This prospectus relates to the offer and sale from time to time by the Selling Stockholders of up to 25,337,835 shares of Common Stock, which represents maximum number of shares of Common Stock issuable upon conversion of the 2026 Notes held by the Selling Stockholders (or the preferred stock, if any, that may be issuable upon conversion of such 2026 Notes), determined as if the 2026 Notes were converted in full (including the maximum number of additional shares issuable upon conversion in connection with a make-whole fundamental change).

The table below lists the Selling Stockholders and other information regarding the beneficial ownership of the shares of Common Stock by each of the Selling Stockholders as of May 24, 2021. The second column lists the number of shares of Common Stock beneficially owned by each Selling Stockholder based on its ownership of shares of Common Stock and the 2026 Notes, assuming full conversion at the initial conversion rate of the 2026 Notes held by the Selling Stockholders (but excluding shares issuable upon conversion in connection with a make-whole fundamental change) after taking into account contractual limitations on conversion applicable to such Selling Stockholder. We have prepared the table based on the information provided to us by the Selling Stockholders and assuming that the Selling Stockholders sell all of the shares of our Common Stock beneficially owned by them (including assuming the conversion of the 2026 Notes) that have been registered by us and do not acquire any additional shares during the offering. The Selling Stockholders may from time to time offer and sell any or all of the shares of our Common Stock set forth below pursuant to this prospectus in accordance with one or more of the methods of distribution described under the caption “Plan of Distribution.” Because the Selling Stockholders may offer all or some portion of shares of our Common Stock, we cannot estimate the number of shares of our Common Stock that will be held by the Selling Stockholders upon termination of any offering. We cannot advise you as to whether the Selling Stockholders will in fact sell any or all of such shares of our Common Stock. In addition, the Selling Stockholders may have sold, transferred or otherwise disposed of, or may sell, transfer or otherwise dispose of, at any time and from time to time, the shares of our Common Stock in transactions exempt from the registration requirements of the Securities Act after the date as of which the information is set forth on the table below.
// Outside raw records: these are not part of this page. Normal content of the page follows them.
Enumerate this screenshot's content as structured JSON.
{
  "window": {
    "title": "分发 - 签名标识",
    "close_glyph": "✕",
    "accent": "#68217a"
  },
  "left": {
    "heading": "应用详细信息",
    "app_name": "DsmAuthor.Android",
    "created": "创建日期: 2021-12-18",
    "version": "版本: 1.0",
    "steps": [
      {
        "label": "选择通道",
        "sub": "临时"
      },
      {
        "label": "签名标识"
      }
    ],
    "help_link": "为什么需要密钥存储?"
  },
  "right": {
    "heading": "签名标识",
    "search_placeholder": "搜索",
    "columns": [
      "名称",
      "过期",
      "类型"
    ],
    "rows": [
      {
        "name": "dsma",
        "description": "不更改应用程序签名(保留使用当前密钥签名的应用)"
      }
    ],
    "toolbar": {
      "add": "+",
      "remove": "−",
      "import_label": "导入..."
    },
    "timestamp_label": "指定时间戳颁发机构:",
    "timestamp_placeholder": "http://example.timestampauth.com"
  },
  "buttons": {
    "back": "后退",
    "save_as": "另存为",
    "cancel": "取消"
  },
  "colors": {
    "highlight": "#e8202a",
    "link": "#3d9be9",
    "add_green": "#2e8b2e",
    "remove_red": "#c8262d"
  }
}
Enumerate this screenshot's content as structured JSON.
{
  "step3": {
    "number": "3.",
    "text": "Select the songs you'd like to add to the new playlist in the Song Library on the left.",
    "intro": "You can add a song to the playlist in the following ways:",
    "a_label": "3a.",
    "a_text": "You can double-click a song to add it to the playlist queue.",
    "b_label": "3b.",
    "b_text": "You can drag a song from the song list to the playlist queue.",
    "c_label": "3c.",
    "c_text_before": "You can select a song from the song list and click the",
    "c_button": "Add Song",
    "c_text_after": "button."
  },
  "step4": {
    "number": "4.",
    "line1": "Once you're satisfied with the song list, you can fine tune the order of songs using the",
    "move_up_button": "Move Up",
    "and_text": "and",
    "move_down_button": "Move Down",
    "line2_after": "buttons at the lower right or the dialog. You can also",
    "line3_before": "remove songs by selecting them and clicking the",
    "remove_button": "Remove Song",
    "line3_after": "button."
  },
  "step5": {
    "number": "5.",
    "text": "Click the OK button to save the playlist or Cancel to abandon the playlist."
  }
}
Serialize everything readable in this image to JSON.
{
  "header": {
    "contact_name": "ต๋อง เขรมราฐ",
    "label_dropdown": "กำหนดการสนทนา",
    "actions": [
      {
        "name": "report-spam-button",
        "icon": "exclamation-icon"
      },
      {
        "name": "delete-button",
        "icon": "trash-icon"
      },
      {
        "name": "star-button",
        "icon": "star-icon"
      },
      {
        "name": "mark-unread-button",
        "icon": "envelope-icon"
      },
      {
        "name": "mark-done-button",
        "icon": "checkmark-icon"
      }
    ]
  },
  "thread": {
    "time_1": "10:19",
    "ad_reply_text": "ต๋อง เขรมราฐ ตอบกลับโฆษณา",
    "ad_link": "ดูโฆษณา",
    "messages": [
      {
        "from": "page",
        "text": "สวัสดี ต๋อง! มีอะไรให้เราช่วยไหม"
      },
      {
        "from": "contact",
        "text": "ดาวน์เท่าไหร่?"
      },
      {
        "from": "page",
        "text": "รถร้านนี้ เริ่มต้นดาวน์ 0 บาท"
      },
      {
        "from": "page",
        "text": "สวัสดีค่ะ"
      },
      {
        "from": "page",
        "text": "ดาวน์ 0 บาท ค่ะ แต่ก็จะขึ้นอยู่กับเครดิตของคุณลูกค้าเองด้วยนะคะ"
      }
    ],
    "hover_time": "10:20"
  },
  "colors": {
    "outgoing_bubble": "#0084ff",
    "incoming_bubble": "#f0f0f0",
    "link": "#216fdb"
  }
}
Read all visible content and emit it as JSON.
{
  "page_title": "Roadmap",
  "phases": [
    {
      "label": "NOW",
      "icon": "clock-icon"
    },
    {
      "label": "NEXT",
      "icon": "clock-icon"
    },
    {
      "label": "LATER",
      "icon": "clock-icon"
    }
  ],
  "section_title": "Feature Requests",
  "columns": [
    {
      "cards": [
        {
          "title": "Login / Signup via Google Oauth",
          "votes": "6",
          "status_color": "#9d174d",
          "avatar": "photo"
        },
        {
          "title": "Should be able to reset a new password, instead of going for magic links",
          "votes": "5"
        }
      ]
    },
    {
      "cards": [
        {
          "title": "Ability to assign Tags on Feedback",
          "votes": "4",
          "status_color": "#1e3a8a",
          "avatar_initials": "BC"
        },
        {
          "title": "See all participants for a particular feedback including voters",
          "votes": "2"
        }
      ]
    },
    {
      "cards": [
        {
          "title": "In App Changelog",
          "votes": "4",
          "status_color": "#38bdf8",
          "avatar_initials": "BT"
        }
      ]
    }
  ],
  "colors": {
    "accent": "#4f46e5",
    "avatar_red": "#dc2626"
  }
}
In addition, the number of shares of Common Stock issuable upon conversion of the 2026 Notes is subject to adjustment under certain circumstances described in the 2021 Indenture governing the 2026 Notes. Accordingly, the number of shares of Common Stock issuable upon conversion of the 2026 Notes and the number of shares of Common Stock beneficially owned and offered by the Selling Stockholders pursuant to this prospectus may increase or decrease from that set forth in the table below. Information about the Selling Stockholders may change over time. Any changed or new information given to us by the Selling Stockholders will be set forth in supplements to this prospectus or amendments to the registration statement of which this prospectus is a part, if and when necessary.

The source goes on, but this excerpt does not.